You can update your Python version through brew or Anaconda if you’re using it for ComfyUI. If you don’t have the ability to update your Python version, you can replace all the code in the ‘modules/Utils.py’ file with this one as temporally solution.

from typing import Literal

import numpy as np
import torch
import torchvision.transforms as t
from PIL import Image as ImageF
from PIL.Image import Image as ImageB
from torch import Tensor

def tensor_to_image(self):
    return t.ToPILImage()(self.permute(2, 0, 1))

def image_to_tensor(self):
    return t.ToTensor()(self).permute(1, 2, 0)

def create_rgba_image(width: int, height: int, color=(0, 0, 0, 0)) -> ImageB:
    return ImageF.new("RGBA", (width, height), color)

def get_sampler_by_name(method) -> Literal[0, 1, 2, 3, 4, 5]:
    if method == "lanczos":
        return ImageF.LANCZOS
    elif method == "bicubic":
        return ImageF.BICUBIC
    elif method == "hamming":
        return ImageF.HAMMING
    elif method == "bilinear":
        return ImageF.BILINEAR
    elif method == "box":
        return ImageF.BOX
    elif method == "nearest":
        return ImageF.NEAREST
    else:
        raise ValueError("Sampler not found.")

def cv2_layer(tensor: Tensor, function) -> Tensor:
    shape_size = tensor.shape.__len__()

    def produce(image):
        channels = image[0, 0, :].shape[0]

        rgb = image[:, :, 0:3].numpy()
        result_rgb = function(rgb)

        if channels <= 3:
            return torch.from_numpy(result_rgb)
        elif channels == 4:
            alpha = image[:, :, 3:4].numpy()
            result_alpha = function(alpha)[..., np.newaxis]
            result_rgba = np.concatenate((result_rgb, result_alpha), axis=2)

            return torch.from_numpy(result_rgba)

    if shape_size == 3:
        return torch.from_numpy(produce(tensor))
    elif shape_size == 4:
        return torch.stack([
            produce(tensor[i]) for i in range(len(tensor))
        ])
    else:
        raise ValueError("Incompatible tensor dimension.")

def radialspace_1D(size, curvy=1.0, scale=1.0, min_val=0.0, max_val=1.0, normalize=True, dtype=torch.float32):
    tensor = radialspace_2D((1, size), curvy, scale, "square", min_val, max_val, (0.0, 0.5), None, normalize, dtype).squeeze()

    if min_val < 0:
        tensor[:len(tensor) // 2] = -(tensor[:len(tensor) // 2])

    if normalize:
        tensor = ((tensor - tensor.min()) / (tensor.max() - tensor.min())) * (max_val - min_val) + min_val

    return tensor

def radialspace_2D(size, curvy=1.0, scale=1.0, mode="square", min_val=0.0, max_val=1.0, center=(0.5, 0.5), function=None, normalize=True, dtype=torch.float32) -> Tensor:
    if isinstance(size, tuple):
        if len(size) == 1:
            width = height = size[0]
        elif len(size) == 2:
            width, height = size
        else:
            raise ValueError("Invalid size argument")
    else:
        raise TypeError("Size must be a tuple")

    x = torch.linspace(0, 1, width)
    y = torch.linspace(0, 1, height)

    xx, yy = torch.meshgrid(x, y, indexing='ij')

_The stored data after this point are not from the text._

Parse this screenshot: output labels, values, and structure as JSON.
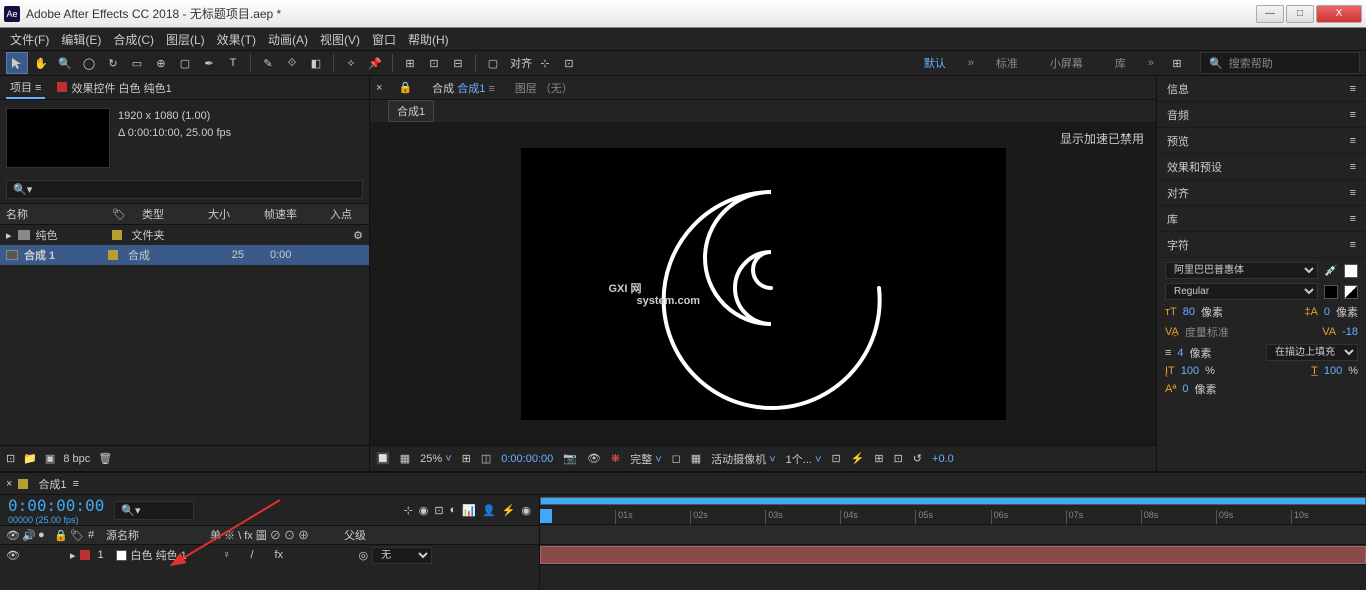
{
  "title": "Adobe After Effects CC 2018 - 无标题项目.aep *",
  "menus": [
    "文件(F)",
    "编辑(E)",
    "合成(C)",
    "图层(L)",
    "效果(T)",
    "动画(A)",
    "视图(V)",
    "窗口",
    "帮助(H)"
  ],
  "toolbar": {
    "align": "对齐"
  },
  "workspaces": {
    "default": "默认",
    "standard": "标准",
    "small": "小屏幕",
    "library": "库"
  },
  "search_placeholder": "搜索帮助",
  "project": {
    "tab": "项目",
    "effects_tab": "效果控件 白色 纯色1",
    "resolution": "1920 x 1080 (1.00)",
    "duration": "Δ 0:00:10:00, 25.00 fps",
    "cols": {
      "name": "名称",
      "type": "类型",
      "size": "大小",
      "fps": "帧速率",
      "in": "入点"
    },
    "items": [
      {
        "name": "纯色",
        "type": "文件夹"
      },
      {
        "name": "合成  1",
        "type": "合成",
        "fps": "25",
        "in": "0:00"
      }
    ],
    "bpc": "8 bpc"
  },
  "composition": {
    "tabs": {
      "comp": "合成",
      "active": "合成1",
      "layer": "图层 （无）"
    },
    "subtab": "合成1",
    "accel": "显示加速已禁用",
    "footer": {
      "zoom": "25%",
      "time": "0:00:00:00",
      "res": "完整",
      "camera": "活动摄像机",
      "views": "1个...",
      "offset": "+0.0"
    }
  },
  "right": {
    "info": "信息",
    "audio": "音频",
    "preview": "预览",
    "effects": "效果和预设",
    "align": "对齐",
    "library": "库",
    "character": "字符",
    "font": "阿里巴巴普惠体",
    "style": "Regular",
    "size": "80",
    "size_unit": "像素",
    "leading": "0",
    "leading_unit": "像素",
    "tracking_label": "度量标准",
    "tracking": "-18",
    "stroke": "4",
    "stroke_unit": "像素",
    "stroke_fill": "在描边上填充",
    "hscale": "100",
    "hscale_unit": "%",
    "vscale": "100",
    "vscale_unit": "%",
    "baseline": "0",
    "baseline_unit": "像素"
  },
  "timeline": {
    "tab": "合成1",
    "timecode": "0:00:00:00",
    "fps": "00000 (25.00 fps)",
    "cols": {
      "num": "#",
      "source": "源名称",
      "switches": "单 ※ \\ fx 圖 ⊘ ⊙ ⊕",
      "parent": "父级"
    },
    "layer": {
      "num": "1",
      "name": "白色 纯色  1",
      "parent": "无"
    },
    "ticks": [
      "",
      "01s",
      "02s",
      "03s",
      "04s",
      "05s",
      "06s",
      "07s",
      "08s",
      "09s",
      "10s"
    ]
  },
  "watermark": {
    "main": "GXI 网",
    "sub": "system.com"
  }
}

    if function is not None:
        d = function(xx, yy)
    elif mode == "square":
        xx = (torch.abs(xx - center[0]) ** curvy)
        yy = (torch.abs(yy - center[1]) ** curvy)
        d = torch.max(xx, yy)
    elif mode == "circle":
        d = torch.sqrt((xx - center[0]) ** 2 + (yy - center[1]) ** 2)
        d = (d ** curvy)
    elif mode == "rectangle":
        xx = (torch.abs(xx - center[0]) ** curvy)
        yy = (torch.abs(yy - center[1]) ** curvy)
        d = xx + yy
    elif mode == "corners":
        xx = (torch.abs(xx - center[0]) ** curvy)
        yy = (torch.abs(yy - center[1]) ** curvy)
        d = torch.min(xx, yy)
    else:
        raise ValueError("Not supported mode.")

    if normalize:
        d = d / d.max() * scale
        d = torch.clamp(d, min_val, max_val)

    return d.to(dtype)

Tensor.tensor_to_image = tensor_to_image
ImageB.image_to_tensor = image_to_tensor

It should help with this problem. In this case, it would be advisable to add the line ‘modules/Utils.py’ to .gitignore. Otherwise, with the next update, everything will revert back to how it was before.

Nourepide commented 8 months ago

Well, let's assume that the problem was only in the Python version.